En proposant le radar de Gabala, une installation gigantesque et quasiment obsolète, louée par la Russie à l’Azerbaïdjan pour exercer une surveillance sur 6 000 kilomètres vers le Moyen-Orient, la Chine, l’Asie du Sud-Est et l’Inde, Moscou espère dissuader Washington d’installer un radar en République tchèque et 10 intercepteurs en Pologne. Vladimir Poutine a affirmé que les Américains n’avaient pas besoin d’intercepteurs, mais que, s’ils voulaient vraiment en installer, ils n’avaient qu’à le faire en Turquie ou en Irak.

Toutes les craintes du Kremlin se focalisent sur l’Europe centrale. Moscou redoute que le futur bouclier antimissile ne mette en danger sa capacité de défense et, surtout, ne serve à des fins d’espionnage de son territoire, selon la paranoïa revenue en force ces dernières années parmi les représentants de l’élite politico-militaire au pouvoir.

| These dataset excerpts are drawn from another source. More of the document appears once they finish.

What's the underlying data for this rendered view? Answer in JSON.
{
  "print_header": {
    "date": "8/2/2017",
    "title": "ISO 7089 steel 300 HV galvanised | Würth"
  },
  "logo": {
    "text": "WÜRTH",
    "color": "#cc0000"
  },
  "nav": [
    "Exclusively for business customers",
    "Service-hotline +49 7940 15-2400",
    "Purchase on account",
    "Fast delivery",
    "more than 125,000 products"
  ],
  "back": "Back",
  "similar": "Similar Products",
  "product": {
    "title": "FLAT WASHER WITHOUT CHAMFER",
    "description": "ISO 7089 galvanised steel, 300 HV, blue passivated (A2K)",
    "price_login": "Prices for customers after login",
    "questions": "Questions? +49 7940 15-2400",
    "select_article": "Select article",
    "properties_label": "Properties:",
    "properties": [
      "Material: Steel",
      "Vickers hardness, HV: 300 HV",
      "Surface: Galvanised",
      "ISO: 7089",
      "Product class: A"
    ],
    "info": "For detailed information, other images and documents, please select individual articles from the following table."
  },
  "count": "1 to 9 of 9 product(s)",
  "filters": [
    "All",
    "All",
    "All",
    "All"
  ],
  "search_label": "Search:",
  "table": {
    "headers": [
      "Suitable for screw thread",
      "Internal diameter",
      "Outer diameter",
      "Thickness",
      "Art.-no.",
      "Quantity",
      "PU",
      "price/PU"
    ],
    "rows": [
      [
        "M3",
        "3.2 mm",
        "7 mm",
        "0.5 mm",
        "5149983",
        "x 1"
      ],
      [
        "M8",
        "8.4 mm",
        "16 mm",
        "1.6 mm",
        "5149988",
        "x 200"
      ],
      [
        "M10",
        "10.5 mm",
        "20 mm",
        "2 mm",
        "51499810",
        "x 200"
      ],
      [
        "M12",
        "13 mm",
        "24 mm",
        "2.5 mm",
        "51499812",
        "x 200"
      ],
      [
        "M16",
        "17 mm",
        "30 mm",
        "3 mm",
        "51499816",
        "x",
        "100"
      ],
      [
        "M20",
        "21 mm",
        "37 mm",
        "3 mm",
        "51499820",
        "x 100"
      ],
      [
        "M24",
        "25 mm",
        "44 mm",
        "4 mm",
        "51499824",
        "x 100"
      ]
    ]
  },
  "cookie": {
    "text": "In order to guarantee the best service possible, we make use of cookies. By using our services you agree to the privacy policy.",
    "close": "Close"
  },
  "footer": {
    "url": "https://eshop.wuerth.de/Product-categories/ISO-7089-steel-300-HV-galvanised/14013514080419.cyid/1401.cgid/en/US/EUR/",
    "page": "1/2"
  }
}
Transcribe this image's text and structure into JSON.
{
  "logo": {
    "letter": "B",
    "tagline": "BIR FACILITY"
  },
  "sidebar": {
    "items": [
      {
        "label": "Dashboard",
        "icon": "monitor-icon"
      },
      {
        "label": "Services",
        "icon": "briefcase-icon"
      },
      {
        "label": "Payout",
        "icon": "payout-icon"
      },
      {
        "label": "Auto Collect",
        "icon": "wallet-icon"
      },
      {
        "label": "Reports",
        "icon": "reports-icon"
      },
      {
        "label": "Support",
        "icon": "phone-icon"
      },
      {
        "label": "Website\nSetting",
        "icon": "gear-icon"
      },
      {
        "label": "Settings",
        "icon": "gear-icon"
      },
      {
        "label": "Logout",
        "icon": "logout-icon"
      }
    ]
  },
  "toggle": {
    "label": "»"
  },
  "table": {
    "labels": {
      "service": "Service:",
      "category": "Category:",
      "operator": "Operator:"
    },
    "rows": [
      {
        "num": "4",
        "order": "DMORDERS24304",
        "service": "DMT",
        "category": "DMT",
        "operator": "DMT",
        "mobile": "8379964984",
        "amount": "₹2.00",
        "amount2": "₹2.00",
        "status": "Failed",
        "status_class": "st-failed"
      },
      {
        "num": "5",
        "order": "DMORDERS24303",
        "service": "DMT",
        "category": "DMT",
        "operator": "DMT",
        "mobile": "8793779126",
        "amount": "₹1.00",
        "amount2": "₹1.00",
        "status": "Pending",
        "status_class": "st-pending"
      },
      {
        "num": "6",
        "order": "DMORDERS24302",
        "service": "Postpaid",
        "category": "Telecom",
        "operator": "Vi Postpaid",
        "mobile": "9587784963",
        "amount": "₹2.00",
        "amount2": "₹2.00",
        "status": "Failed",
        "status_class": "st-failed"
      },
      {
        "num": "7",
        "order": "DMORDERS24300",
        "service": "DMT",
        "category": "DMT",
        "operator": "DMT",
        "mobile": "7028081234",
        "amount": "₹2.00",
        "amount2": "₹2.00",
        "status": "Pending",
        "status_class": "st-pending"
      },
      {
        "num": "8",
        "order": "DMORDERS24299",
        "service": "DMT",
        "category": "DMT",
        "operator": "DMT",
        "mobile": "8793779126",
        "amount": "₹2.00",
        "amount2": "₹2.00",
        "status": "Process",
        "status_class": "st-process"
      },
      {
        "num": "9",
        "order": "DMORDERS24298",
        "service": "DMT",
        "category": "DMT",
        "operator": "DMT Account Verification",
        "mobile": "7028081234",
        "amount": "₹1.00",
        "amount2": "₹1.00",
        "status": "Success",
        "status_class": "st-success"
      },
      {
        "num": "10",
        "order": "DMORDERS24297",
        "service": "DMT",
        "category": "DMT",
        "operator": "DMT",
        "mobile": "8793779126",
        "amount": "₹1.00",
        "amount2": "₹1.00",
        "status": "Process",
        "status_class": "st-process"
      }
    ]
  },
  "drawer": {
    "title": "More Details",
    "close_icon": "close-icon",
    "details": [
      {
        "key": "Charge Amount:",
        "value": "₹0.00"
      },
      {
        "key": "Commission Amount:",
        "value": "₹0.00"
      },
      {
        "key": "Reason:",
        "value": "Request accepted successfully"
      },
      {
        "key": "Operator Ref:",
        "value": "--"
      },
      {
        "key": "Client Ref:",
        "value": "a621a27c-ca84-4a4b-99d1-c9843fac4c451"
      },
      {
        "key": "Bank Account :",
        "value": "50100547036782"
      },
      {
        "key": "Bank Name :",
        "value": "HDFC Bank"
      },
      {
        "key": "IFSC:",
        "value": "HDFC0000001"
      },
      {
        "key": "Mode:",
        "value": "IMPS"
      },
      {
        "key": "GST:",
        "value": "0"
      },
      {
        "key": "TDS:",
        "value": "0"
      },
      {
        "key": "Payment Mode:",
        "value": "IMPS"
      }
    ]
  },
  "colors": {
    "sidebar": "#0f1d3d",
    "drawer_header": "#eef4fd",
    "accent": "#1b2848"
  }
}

Des experts russes sont toutefois sceptiques sur l’intérêt que peut offrir le radar de Gabala. Pavel Felgengauer souligne que cette installation n’est pas mobile et ne couvre pas tout le territoire iranien. En outre, le radar "ne peut être utilisé pour guider des intercepteurs de missiles, comme ceux qui seront en Pologne". L’idée russe est de couper court à l’intention exprimée plus tôt par les Américains d’installer, en plus du dispositif prévu en Europe centrale, un radar mobile dans le sud du Caucase.

Sur le coup, George Bush, prudent, avait jugé "intéressante" la proposition de Vladimir Poutine. Le secrétaire général de l’OTAN, Jaap de Hoop Scheffer a fait remarquer, vendredi, qu’il était "un peu tôt" pour évaluer ses retombées. "La localisation géographique est différente des choix qu’ont faits les Etats-Unis", a-t-il indiqué. Selon lui, le radar de Gabala est vulnérable, en raison notamment de sa grande proximité avec l’Iran.

Il est peu probable que les Etats-Unis renoncent à leur projet, comme le voudraient les Russes. Lors de sa visite en Pologne, vendredi, le président américain a insisté : "nous négocierons un accord juste qui renforcera la sécurité de la Pologne et la sécurité de tout le continent."